Le caractère sacré de la terre ne se décline donc pas de la même manière mais il est très présent dans les deux conflits. En Irlande du Nord, cette sacralité du territoire peut être envisagée également par le biais de l’insularité : l’Irlande est une île, et la distance géographique avec l’Angleterre (encore une île) ajoute potentiellement à la distance politique. L’insularité définit une modalité particulière du rapport à la terre pour les républicains nord-irlandais que nous pouvons penser sous le registre « d’une île = une nation ». C’est d’ailleursainsi qu’ils définissent leur identité : une unité géographique et politique (et éventuellement confessionnelle rendue possible par la réunion des vingt-six comtés de l’Irlande et les six d’Ulster.

Cette autonomie et cette clôture du lieu sont revendiquées notamment à travers l’identité visuelle du Sinn Féin qui représente la carte de l’île d’Irlande frappée du sigle SF. De la même façon, sur la page d’accueil de son site, le SDLP affiche ostensiblement son parti-pris politique par une carte d’Irlande avec le slogan « North-South makes sense ».

La logique des deux partis unionistes est elle-aussi révélatrice des stratégies politiques et des revendications identitaires puisque les deux partis sur leur site internet signent leur identité visuelle des couleurs du drapeau anglais. L’UUP est le seul à reproduire la carte de l’Irlande du Nord, et non plus celle de l’Irlande unie.

Ces indices visuels montrent que les Protestants auraient un rapport beaucoup plus politique au territoire que les Républicains, qui construisent leur identité sur une terre d’Irlande réunie et non plus scindée en deux. C’est d’ailleurs le combat dont se réclament ces mêmes - Républicains : la pleine réalisation de leur identité passe par l’autonomie de l’Ulster et le rattachement à l’Irlande. La terre est pour eux un absolu et acquiert ainsi son caractère sacré.

Cependant, les sites des partis politiques israéliens n’affichent pas aussi ostensiblement la marque visuelle d’appartenance à un territoire. Dans le conflit proche-oriental, la terre acquiert un double statut, religieux et sacré, qui renvoie au mythe de la terre promise ; mythe que partagent Israéliens et Palestiniens.

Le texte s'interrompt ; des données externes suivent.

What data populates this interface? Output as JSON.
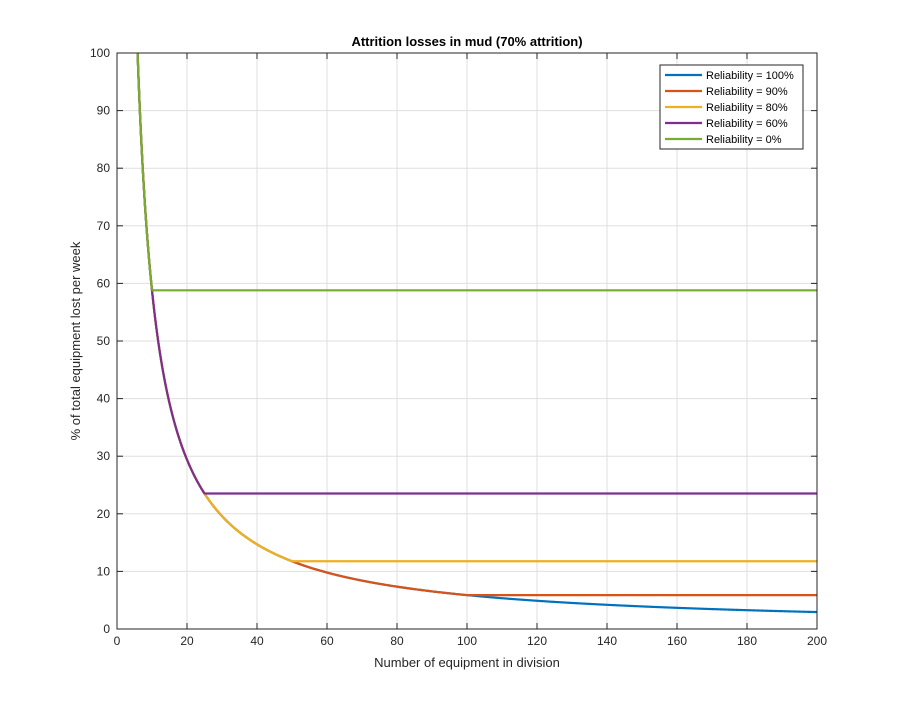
{
  "chart_data": {
    "type": "line",
    "title": "Attrition losses in mud (70% attrition)",
    "xlabel": "Number of equipment in division",
    "ylabel": "% of total equipment lost per week",
    "xlim": [
      0,
      200
    ],
    "ylim": [
      0,
      100
    ],
    "xticks": [
      0,
      20,
      40,
      60,
      80,
      100,
      120,
      140,
      160,
      180,
      200
    ],
    "yticks": [
      0,
      10,
      20,
      30,
      40,
      50,
      60,
      70,
      80,
      90,
      100
    ],
    "grid": true,
    "legend_position": "top-right",
    "series": [
      {
        "name": "Reliability = 100%",
        "color": "#0072BD",
        "curve": {
          "k": 588,
          "floor": 0,
          "cap": 100
        }
      },
      {
        "name": "Reliability = 90%",
        "color": "#D95319",
        "curve": {
          "k": 588,
          "floor": 5.88,
          "cap": 100
        }
      },
      {
        "name": "Reliability = 80%",
        "color": "#EDB120",
        "curve": {
          "k": 588,
          "floor": 11.76,
          "cap": 100
        }
      },
      {
        "name": "Reliability = 60%",
        "color": "#7E2F8E",
        "curve": {
          "k": 588,
          "floor": 23.52,
          "cap": 100
        }
      },
      {
        "name": "Reliability = 0%",
        "color": "#77AC30",
        "curve": {
          "k": 588,
          "floor": 58.8,
          "cap": 100
        }
      }
    ]
  }
}
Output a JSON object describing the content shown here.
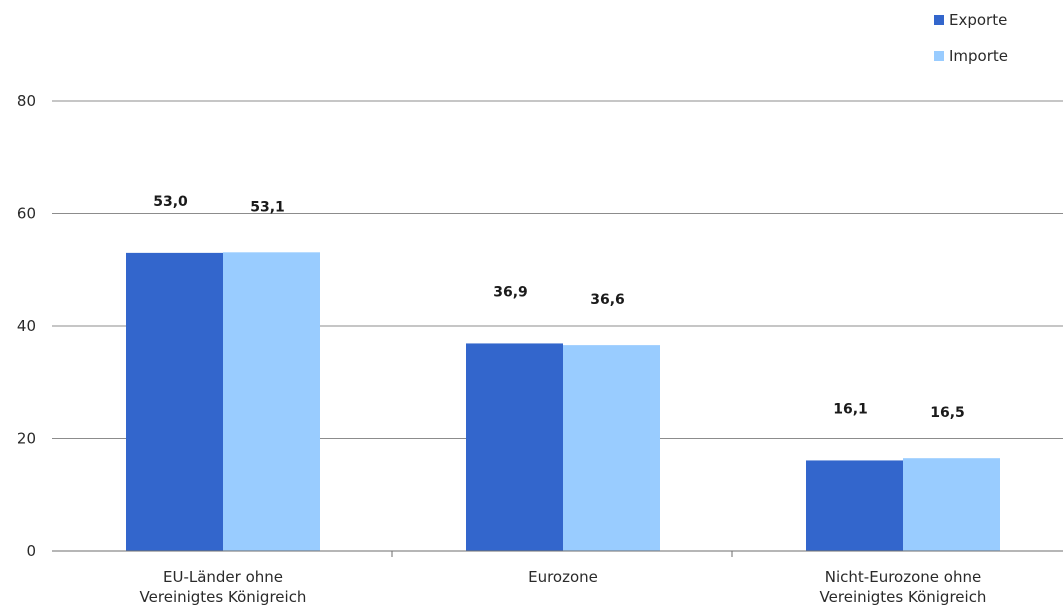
{
  "chart_data": {
    "type": "bar",
    "categories": [
      [
        "EU-Länder ohne",
        "Vereinigtes Königreich"
      ],
      [
        "Eurozone"
      ],
      [
        "Nicht-Eurozone ohne",
        "Vereinigtes Königreich"
      ]
    ],
    "series": [
      {
        "name": "Exporte",
        "color": "#3366cc",
        "values": [
          53.0,
          36.9,
          16.1
        ],
        "labels": [
          "53,0",
          "36,9",
          "16,1"
        ]
      },
      {
        "name": "Importe",
        "color": "#99ccff",
        "values": [
          53.1,
          36.6,
          16.5
        ],
        "labels": [
          "53,1",
          "36,6",
          "16,5"
        ]
      }
    ],
    "ylim": [
      0,
      80
    ],
    "yticks": [
      0,
      20,
      40,
      60,
      80
    ],
    "grid": true,
    "legend_position": "top-right"
  }
}
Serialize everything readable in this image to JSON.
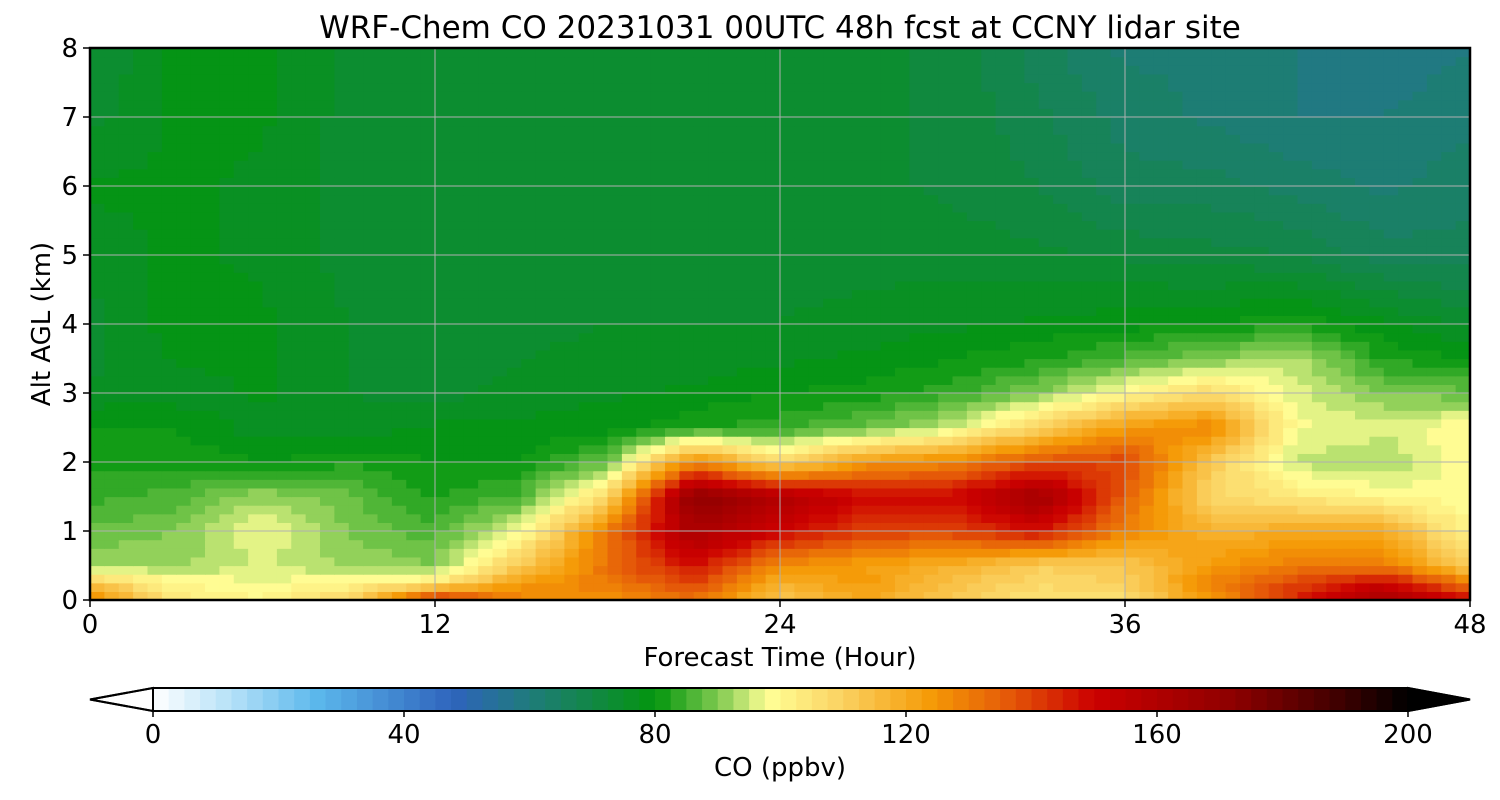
{
  "chart_data": {
    "type": "heatmap",
    "title": "WRF-Chem CO  20231031 00UTC 48h fcst at CCNY lidar site",
    "xlabel": "Forecast Time (Hour)",
    "ylabel": "Alt AGL (km)",
    "xlim": [
      0,
      48
    ],
    "ylim": [
      0,
      8
    ],
    "xticks": [
      0,
      12,
      24,
      36,
      48
    ],
    "yticks": [
      0,
      1,
      2,
      3,
      4,
      5,
      6,
      7,
      8
    ],
    "grid": true,
    "colorbar": {
      "label": "CO  (ppbv)",
      "range": [
        0,
        200
      ],
      "ticks": [
        0,
        40,
        80,
        120,
        160,
        200
      ],
      "extend": "both",
      "stops": [
        {
          "v": 0,
          "c": "#ffffff"
        },
        {
          "v": 12,
          "c": "#b8e2f8"
        },
        {
          "v": 26,
          "c": "#5cb8ec"
        },
        {
          "v": 48,
          "c": "#2e63bc"
        },
        {
          "v": 60,
          "c": "#1f7b7b"
        },
        {
          "v": 72,
          "c": "#0f8a3a"
        },
        {
          "v": 80,
          "c": "#03960e"
        },
        {
          "v": 90,
          "c": "#7ec94f"
        },
        {
          "v": 98,
          "c": "#ffff96"
        },
        {
          "v": 110,
          "c": "#fbd160"
        },
        {
          "v": 124,
          "c": "#f59a06"
        },
        {
          "v": 136,
          "c": "#e55b08"
        },
        {
          "v": 150,
          "c": "#cc0000"
        },
        {
          "v": 172,
          "c": "#8e0000"
        },
        {
          "v": 190,
          "c": "#3a0000"
        },
        {
          "v": 200,
          "c": "#000000"
        }
      ]
    },
    "grid_values": {
      "x": [
        0,
        3,
        6,
        9,
        12,
        15,
        18,
        21,
        24,
        27,
        30,
        33,
        36,
        39,
        42,
        45,
        48
      ],
      "y": [
        0,
        0.25,
        0.5,
        1,
        1.5,
        2,
        2.5,
        3,
        3.5,
        4,
        5,
        6,
        7,
        8
      ],
      "z": [
        [
          130,
          104,
          100,
          110,
          148,
          128,
          124,
          132,
          112,
          120,
          112,
          104,
          106,
          124,
          145,
          165,
          150
        ],
        [
          112,
          100,
          98,
          100,
          104,
          124,
          130,
          140,
          118,
          124,
          114,
          108,
          110,
          128,
          140,
          150,
          130
        ],
        [
          92,
          92,
          95,
          92,
          90,
          112,
          132,
          148,
          126,
          122,
          118,
          110,
          112,
          124,
          130,
          130,
          110
        ],
        [
          88,
          90,
          98,
          90,
          86,
          98,
          130,
          162,
          150,
          140,
          140,
          148,
          128,
          118,
          120,
          120,
          100
        ],
        [
          84,
          86,
          92,
          88,
          82,
          86,
          108,
          172,
          160,
          150,
          150,
          165,
          135,
          108,
          104,
          100,
          98
        ],
        [
          82,
          82,
          80,
          82,
          80,
          80,
          88,
          128,
          108,
          124,
          128,
          138,
          140,
          112,
          94,
          92,
          100
        ],
        [
          80,
          80,
          76,
          76,
          78,
          78,
          79,
          82,
          84,
          88,
          95,
          110,
          124,
          128,
          98,
          96,
          100
        ],
        [
          76,
          76,
          78,
          75,
          74,
          76,
          77,
          78,
          80,
          81,
          84,
          90,
          100,
          108,
          96,
          90,
          88
        ],
        [
          74,
          78,
          78,
          75,
          73,
          75,
          76,
          76,
          77,
          78,
          80,
          82,
          86,
          90,
          94,
          82,
          80
        ],
        [
          74,
          79,
          78,
          75,
          73,
          74,
          75,
          75,
          75,
          76,
          77,
          78,
          79,
          80,
          82,
          78,
          74
        ],
        [
          76,
          78,
          77,
          74,
          73,
          74,
          74,
          74,
          74,
          74,
          74,
          73,
          72,
          71,
          70,
          66,
          66
        ],
        [
          78,
          78,
          77,
          74,
          73,
          74,
          74,
          74,
          74,
          73,
          72,
          70,
          66,
          66,
          64,
          62,
          64
        ],
        [
          74,
          78,
          78,
          74,
          73,
          74,
          74,
          74,
          73,
          73,
          72,
          68,
          64,
          62,
          60,
          60,
          62
        ],
        [
          72,
          78,
          78,
          74,
          73,
          73,
          74,
          74,
          73,
          73,
          72,
          66,
          62,
          62,
          60,
          58,
          60
        ]
      ]
    }
  }
}
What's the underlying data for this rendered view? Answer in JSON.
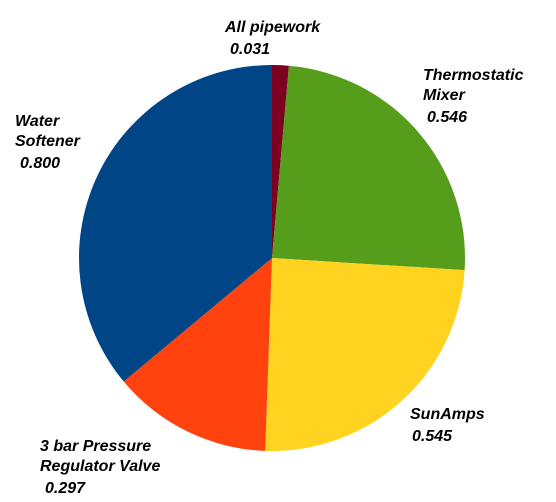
{
  "chart_data": {
    "type": "pie",
    "categories": [
      "All pipework",
      "Thermostatic\nMixer",
      "SunAmps",
      "3 bar Pressure\nRegulator Valve",
      "Water\nSoftener"
    ],
    "values": [
      0.031,
      0.546,
      0.545,
      0.297,
      0.8
    ],
    "value_labels": [
      "0.031",
      "0.546",
      "0.545",
      "0.297",
      "0.800"
    ],
    "colors": [
      "#7e0021",
      "#579d1c",
      "#ffd320",
      "#ff420e",
      "#004586"
    ]
  }
}
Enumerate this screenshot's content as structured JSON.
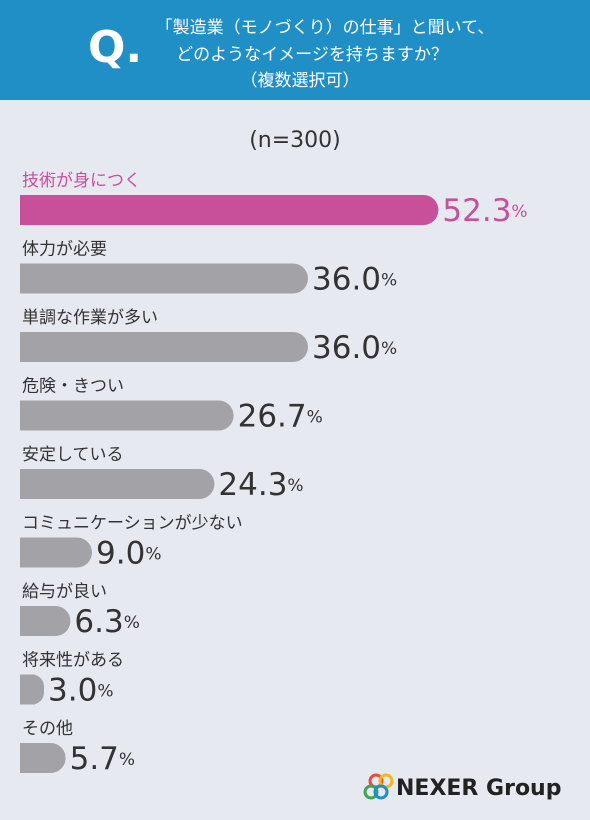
{
  "chart_data": {
    "type": "bar",
    "orientation": "horizontal",
    "question_mark": "Q.",
    "title_lines": [
      "「製造業（モノづくり）の仕事」と聞いて、",
      "どのようなイメージを持ちますか？",
      "（複数選択可）"
    ],
    "subtitle": "(n=300)",
    "categories": [
      "技術が身につく",
      "体力が必要",
      "単調な作業が多い",
      "危険・きつい",
      "安定している",
      "コミュニケーションが少ない",
      "給与が良い",
      "将来性がある",
      "その他"
    ],
    "values": [
      52.3,
      36.0,
      36.0,
      26.7,
      24.3,
      9.0,
      6.3,
      3.0,
      5.7
    ],
    "value_labels": [
      "52.3",
      "36.0",
      "36.0",
      "26.7",
      "24.3",
      "9.0",
      "6.3",
      "3.0",
      "5.7"
    ],
    "unit": "%",
    "colors": [
      "#c8509a",
      "#a3a3a7",
      "#a3a3a7",
      "#a3a3a7",
      "#a3a3a7",
      "#a3a3a7",
      "#a3a3a7",
      "#a3a3a7",
      "#a3a3a7"
    ],
    "label_colors": [
      "#c8509a",
      "#333333",
      "#333333",
      "#333333",
      "#333333",
      "#333333",
      "#333333",
      "#333333",
      "#333333"
    ],
    "xlim": [
      0,
      54
    ],
    "brand": "NEXER Group"
  }
}
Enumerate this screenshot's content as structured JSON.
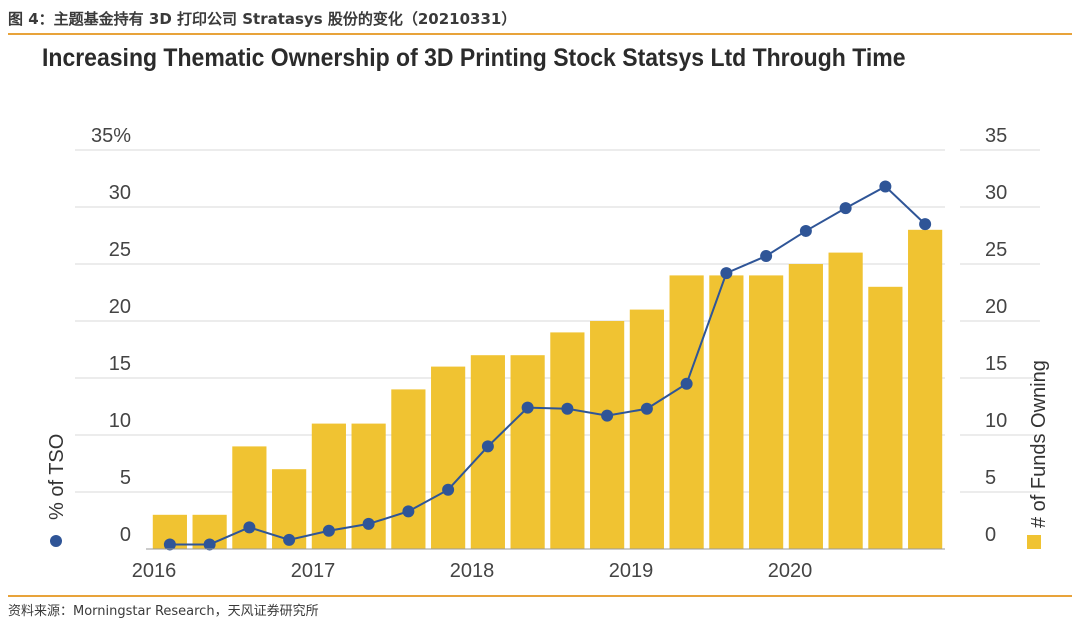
{
  "figure": {
    "caption": "图 4：主题基金持有 3D 打印公司 Stratasys 股份的变化（20210331）",
    "source": "资料来源：Morningstar Research，天风证券研究所"
  },
  "colors": {
    "bar": "#f0c332",
    "line": "#2f5597",
    "grid": "#d9d9d9",
    "accent_rule": "#e8a33a"
  },
  "chart_data": {
    "type": "bar",
    "title": "Increasing Thematic Ownership of 3D Printing Stock Statsys Ltd Through Time",
    "left_axis": {
      "label": "% of TSO",
      "ticks": [
        "0",
        "5",
        "10",
        "15",
        "20",
        "25",
        "30",
        "35%"
      ],
      "range": [
        0,
        35
      ]
    },
    "right_axis": {
      "label": "# of Funds Owning",
      "ticks": [
        "0",
        "5",
        "10",
        "15",
        "20",
        "25",
        "30",
        "35"
      ],
      "range": [
        0,
        35
      ]
    },
    "x_ticks": [
      {
        "label": "2016",
        "at_period": -0.4
      },
      {
        "label": "2017",
        "at_period": 3.6
      },
      {
        "label": "2018",
        "at_period": 7.6
      },
      {
        "label": "2019",
        "at_period": 11.6
      },
      {
        "label": "2020",
        "at_period": 15.6
      }
    ],
    "series": [
      {
        "name": "# of Funds Owning",
        "type": "bar",
        "axis": "right",
        "values": [
          3,
          3,
          9,
          7,
          11,
          11,
          14,
          16,
          17,
          17,
          19,
          20,
          21,
          24,
          24,
          24,
          25,
          26,
          23,
          28
        ]
      },
      {
        "name": "% of TSO",
        "type": "line",
        "axis": "left",
        "values": [
          0.4,
          0.4,
          1.9,
          0.8,
          1.6,
          2.2,
          3.3,
          5.2,
          9.0,
          12.4,
          12.3,
          11.7,
          12.3,
          14.5,
          24.2,
          25.7,
          27.9,
          29.9,
          31.8,
          28.5
        ]
      }
    ],
    "grid": true
  }
}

Nous voyons ici que fixer la terminologie, religieux et sacré pour cette section, ou territoire et identité pour la précédente, est un travail nécessaire ; il permet de préciser des termes au sens ordinairement très flottant et de contextualiser ceux-ci à notre objet de recherche. Il apparaît également que donner du sens à un mot, définir une notion, arrêter un concept est un travail symbolique fort qui, dans le cadre particulier des représentations conflictuelles, devient un enjeu politique déterminant.

Notes
108.

Définition proposée par E. Durkheim dans Le Dictionnaire de la Philosophie, sous la direction d’André Lalande, Paris, Presses Universitaires de France, 2002, p. 937-938.